Even when you’re doing everything you can to avoid overtaxing your joints, sometimes your to-do list is just too long to keep up with. That’s when it’s time to ask for help from a family member or friend.

“If you’re starting to find a task or chore challenging because of your psoriatic arthritis symptoms, the first question to ask yourself before you delegate it should be, Is this task meaningful to me? Do I enjoy it?” says Jeskevicius.

Don’t delegate things you like doing, unless you feel like you don’t have any alternative, he says. “This is something you should discuss with your OT to see if there is a way that they can help you continue to do it with the right tools and strategies,” Jeskevicius says.

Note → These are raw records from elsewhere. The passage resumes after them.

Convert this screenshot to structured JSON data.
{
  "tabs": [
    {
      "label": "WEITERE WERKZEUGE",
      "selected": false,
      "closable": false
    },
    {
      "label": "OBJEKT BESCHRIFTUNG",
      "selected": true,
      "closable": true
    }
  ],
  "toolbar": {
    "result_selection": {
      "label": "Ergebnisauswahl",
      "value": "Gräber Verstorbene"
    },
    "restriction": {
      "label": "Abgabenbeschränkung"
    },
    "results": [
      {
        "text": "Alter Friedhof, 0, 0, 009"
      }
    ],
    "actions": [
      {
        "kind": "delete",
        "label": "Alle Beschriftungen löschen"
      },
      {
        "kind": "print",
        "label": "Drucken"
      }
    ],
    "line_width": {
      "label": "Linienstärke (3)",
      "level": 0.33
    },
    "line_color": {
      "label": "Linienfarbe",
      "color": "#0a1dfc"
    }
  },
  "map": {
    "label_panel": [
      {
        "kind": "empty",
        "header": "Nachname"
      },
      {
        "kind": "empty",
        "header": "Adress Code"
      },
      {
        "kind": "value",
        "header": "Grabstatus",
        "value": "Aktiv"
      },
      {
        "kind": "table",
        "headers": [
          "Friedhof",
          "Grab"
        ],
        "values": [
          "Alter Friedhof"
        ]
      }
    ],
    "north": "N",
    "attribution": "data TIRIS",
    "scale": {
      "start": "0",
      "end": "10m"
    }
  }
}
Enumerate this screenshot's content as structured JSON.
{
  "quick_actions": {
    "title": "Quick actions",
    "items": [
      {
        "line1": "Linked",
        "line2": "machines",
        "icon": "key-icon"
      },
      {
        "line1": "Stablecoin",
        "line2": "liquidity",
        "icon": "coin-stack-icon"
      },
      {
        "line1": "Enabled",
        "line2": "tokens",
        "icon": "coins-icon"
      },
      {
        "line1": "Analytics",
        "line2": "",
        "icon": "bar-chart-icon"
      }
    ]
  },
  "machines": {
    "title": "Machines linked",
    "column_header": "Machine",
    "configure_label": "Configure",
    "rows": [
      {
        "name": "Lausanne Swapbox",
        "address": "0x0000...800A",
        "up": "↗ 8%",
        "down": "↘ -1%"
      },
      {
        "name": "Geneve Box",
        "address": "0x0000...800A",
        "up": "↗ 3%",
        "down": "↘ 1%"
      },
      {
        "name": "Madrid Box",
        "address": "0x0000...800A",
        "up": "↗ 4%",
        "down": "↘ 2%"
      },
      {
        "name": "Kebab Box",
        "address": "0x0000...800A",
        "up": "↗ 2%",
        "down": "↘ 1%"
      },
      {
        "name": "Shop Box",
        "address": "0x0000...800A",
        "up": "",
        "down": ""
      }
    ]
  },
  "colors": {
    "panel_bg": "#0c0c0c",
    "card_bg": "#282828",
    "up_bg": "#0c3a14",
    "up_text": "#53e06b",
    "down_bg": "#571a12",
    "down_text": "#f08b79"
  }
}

When you get to the point where you no longer feel comfortable or in control doing a task, that’s a different story, he adds. “The same goes if a task causes you pain or exposes you to further injury,” Jeskevicius says. “Those are things you should choose to delegate.”

Delegating less meaningful tasks allows you to save your energy for the things you enjoy doing. “For example, many people began using food and grocery delivery during the pandemic,” says Jeskevicius. “That could be something you choose to delegate if you don’t enjoy cooking or shopping.”

That’s another way an OT can help. “We take in information about your psoriatic arthritis symptoms, your lifestyle, and your values to help you continue to do the things you enjoy safely and with less pain,” he adds. “What works for one person might not work for another. That’s why meeting with an OT can be useful.”